In 1971, Zephyr went to Electric Lady Studios to record Going Back to Colorado, the band’s second album, with Jimi Hendrix engineer Eddie Kramer. Sheldon, who had moved from Kansas City to Boulder around that time, originally met Bolin through a musician in the band, Amadeus, who put him on the phone with Bolin. Not long after that, the two formed the metal-fusion band Energy, with singer Jeff Cook and Sheldon’s cousin Tom Stephenson.

When Energy first started touring, Sheldon recalls, the band played in some tiny, divey bars in places like Pueblo, Colorado Springs and Cheyenne.

“Every gig was incredible,” Sheldon says. “None of those gigs were recorded, unfortunately, but everyone...we were all getting high, we weren’t prescient enough to think, ‘Hey, let’s record this.’ But those were probably the greatest shows that Tommy ever played, and no one will ever hear it.”

Morris had also booked Energy to open for legendary bluesman John Lee Hooker for a week at Tulagi and to open for Albert King at Folsom Field.

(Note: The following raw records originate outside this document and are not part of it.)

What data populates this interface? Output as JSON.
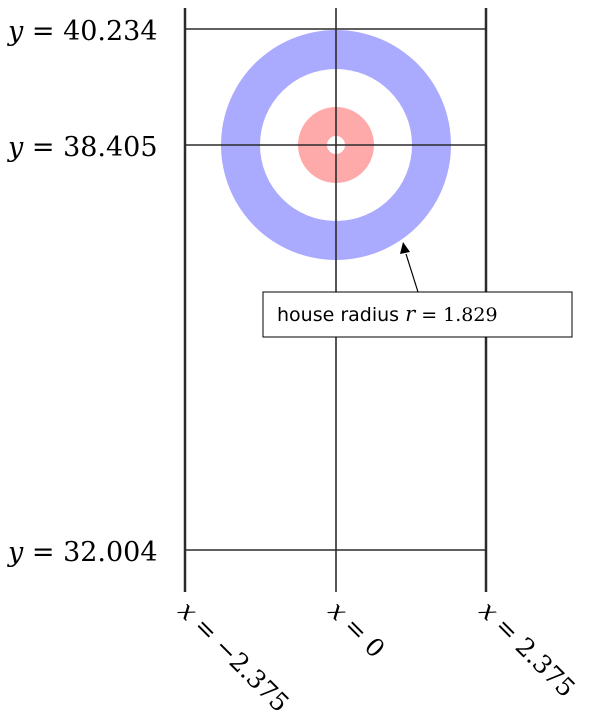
{
  "diagram": {
    "y_labels": [
      {
        "prefix": "y",
        "eq": " = ",
        "value": "40.234"
      },
      {
        "prefix": "y",
        "eq": " = ",
        "value": "38.405"
      },
      {
        "prefix": "y",
        "eq": " = ",
        "value": "32.004"
      }
    ],
    "x_labels": [
      {
        "prefix": "x",
        "eq": " = ",
        "value": "−2.375"
      },
      {
        "prefix": "x",
        "eq": " = ",
        "value": "0"
      },
      {
        "prefix": "x",
        "eq": " = ",
        "value": "2.375"
      }
    ],
    "callout": {
      "text": "house radius ",
      "var": "r",
      "eq": " = ",
      "value": "1.829"
    },
    "colors": {
      "outer_ring": "#aaaaff",
      "inner_ring": "#ffaaaa",
      "lines": "#000000"
    }
  }
}
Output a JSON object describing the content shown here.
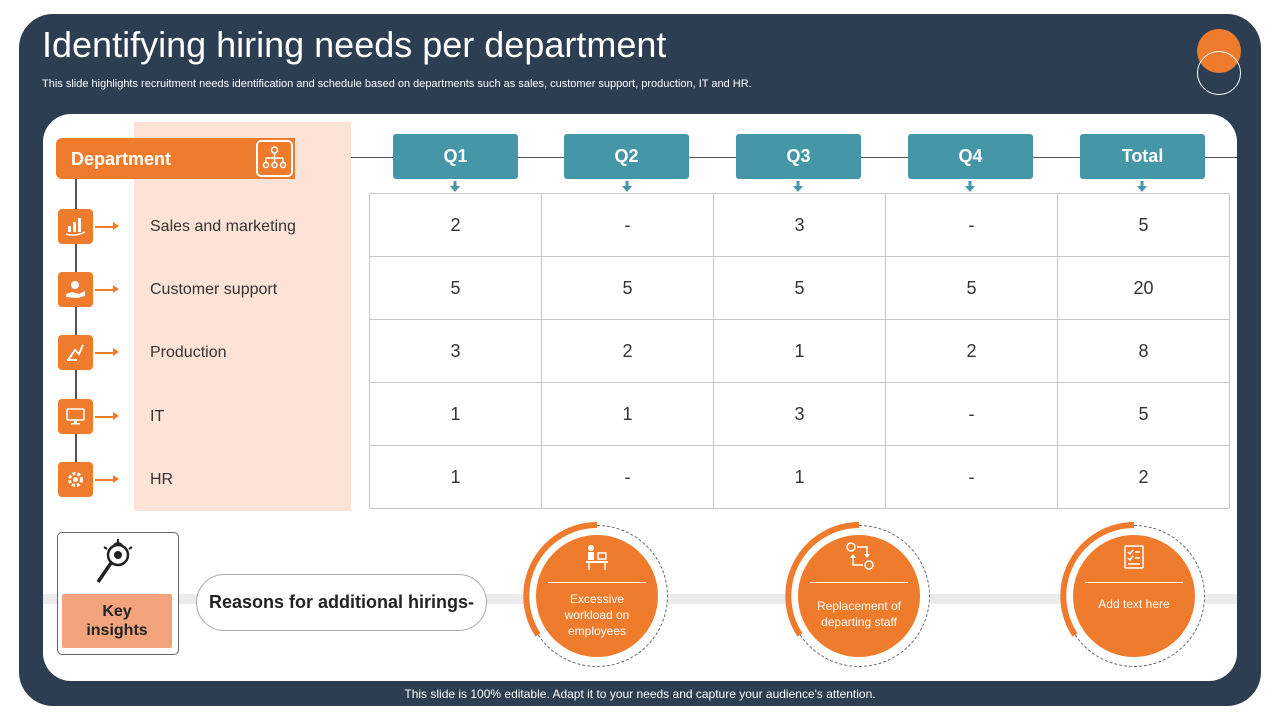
{
  "title": "Identifying hiring needs per department",
  "subtitle": "This slide highlights recruitment needs identification and schedule based on departments such as sales, customer support, production, IT and HR.",
  "department_header": "Department",
  "departments": [
    {
      "label": "Sales and marketing",
      "icon": "sales-hand-icon"
    },
    {
      "label": "Customer support",
      "icon": "support-hand-icon"
    },
    {
      "label": "Production",
      "icon": "production-tool-icon"
    },
    {
      "label": "IT",
      "icon": "monitor-icon"
    },
    {
      "label": "HR",
      "icon": "gear-people-icon"
    }
  ],
  "quarters": [
    "Q1",
    "Q2",
    "Q3",
    "Q4",
    "Total"
  ],
  "table": [
    [
      "2",
      "-",
      "3",
      "-",
      "5"
    ],
    [
      "5",
      "5",
      "5",
      "5",
      "20"
    ],
    [
      "3",
      "2",
      "1",
      "2",
      "8"
    ],
    [
      "1",
      "1",
      "3",
      "-",
      "5"
    ],
    [
      "1",
      "-",
      "1",
      "-",
      "2"
    ]
  ],
  "key_insights": "Key insights",
  "reasons_label": "Reasons for additional hirings-",
  "reasons": [
    {
      "text": "Excessive workload on employees",
      "icon": "worker-desk-icon"
    },
    {
      "text": "Replacement of departing staff",
      "icon": "exchange-people-icon"
    },
    {
      "text": "Add text here",
      "icon": "checklist-icon"
    }
  ],
  "footer": "This slide is 100% editable. Adapt it to your needs and capture your audience's attention.",
  "colors": {
    "navy": "#2d3e52",
    "orange": "#ef7b2d",
    "teal": "#4596a6",
    "peach": "#fde3d6"
  }
}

“[King] and Tommy just bonded like crazy at that gig, and again, it wasn’t recorded,” Sheldon says. “It was a fantastic show. Tommy and Albert were laughing and joking with each other on stage about Tommy’s gadget, the Echoplex. Albert King would say, ‘Man, that’s pretty impressive what you’re doing, but you got that box!’”

The Maestro Echoplex was a tape-delay effect that Bolin used as part of his trademark tone and for the “ray-gun” effect on the Spectrum album. He was also using it during some of the many gigs that Energy played at Ebbets Field, the downtown Denver venue that Morris and famed promoter Barry Fey opened in the early ’70s after Morris left Tulagi. Morris says it was at the venue — named after the famed ballpark in his native Brooklyn — where Energy “really got their chops together as a band.”

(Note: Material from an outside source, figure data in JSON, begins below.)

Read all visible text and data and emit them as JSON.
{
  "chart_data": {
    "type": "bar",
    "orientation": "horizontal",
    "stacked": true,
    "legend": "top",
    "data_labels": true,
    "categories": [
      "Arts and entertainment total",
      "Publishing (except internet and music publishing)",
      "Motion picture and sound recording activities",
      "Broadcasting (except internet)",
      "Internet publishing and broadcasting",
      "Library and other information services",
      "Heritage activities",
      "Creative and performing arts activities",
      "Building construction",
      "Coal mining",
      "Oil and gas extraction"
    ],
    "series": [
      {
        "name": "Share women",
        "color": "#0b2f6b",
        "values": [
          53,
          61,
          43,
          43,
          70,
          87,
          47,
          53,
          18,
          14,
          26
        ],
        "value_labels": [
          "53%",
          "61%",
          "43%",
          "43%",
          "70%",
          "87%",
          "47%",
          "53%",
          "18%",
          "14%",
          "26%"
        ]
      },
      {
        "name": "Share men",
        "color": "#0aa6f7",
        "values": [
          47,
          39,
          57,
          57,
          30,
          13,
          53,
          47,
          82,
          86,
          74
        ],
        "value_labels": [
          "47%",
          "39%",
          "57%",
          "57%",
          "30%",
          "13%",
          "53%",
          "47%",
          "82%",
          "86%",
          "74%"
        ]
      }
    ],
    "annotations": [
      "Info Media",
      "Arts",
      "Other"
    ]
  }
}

Johnnie Bolin says that even when his brother left Energy to join the James Gang and then later rejoined the former band, he still wanted to form his own group. Just after the release of Bolin’s remarkable debut, Teaser, he was asked to join Deep Purple in 1975.

“And he’s like, ‘I finally got my own album; now these guys want me join them,’” Johnnie Bolin says. “Well, you don’t turn down a gig with Deep Purple. But he didn’t want to be with Ritchie [Blackmore] and he didn’t want to be with Joe Walsh. He wanted to be with Tommy. That’s who he was.”

In 1976, the year that Bolin died, he befriended Exorcist actress Linda Blair, who let him stay at her Beverly Hills house for a while; he also recruited Johnnie to play drums in his band. He released his final album, Private Eyes, that year, but after the first show of what was to be a promotional tour for the album, he died after overdosing on heroin.

Fey, who had been managing Bolin, called Morris early on the morning of December 4.

“I’ll never forget,” Morris says. “Barry was not a crier. He called me crying on the phone. I’ll never forget that as long as I live. It was hard to hear what he was saying. And then he calmed down a little and said, ‘Tommy died.’”

Tommy Bolin’s Dreamers, 8 p.m. Friday, March 30, Boulder Theater, 2032 14th Street, Boulder, $25-$75, 303-786-7030.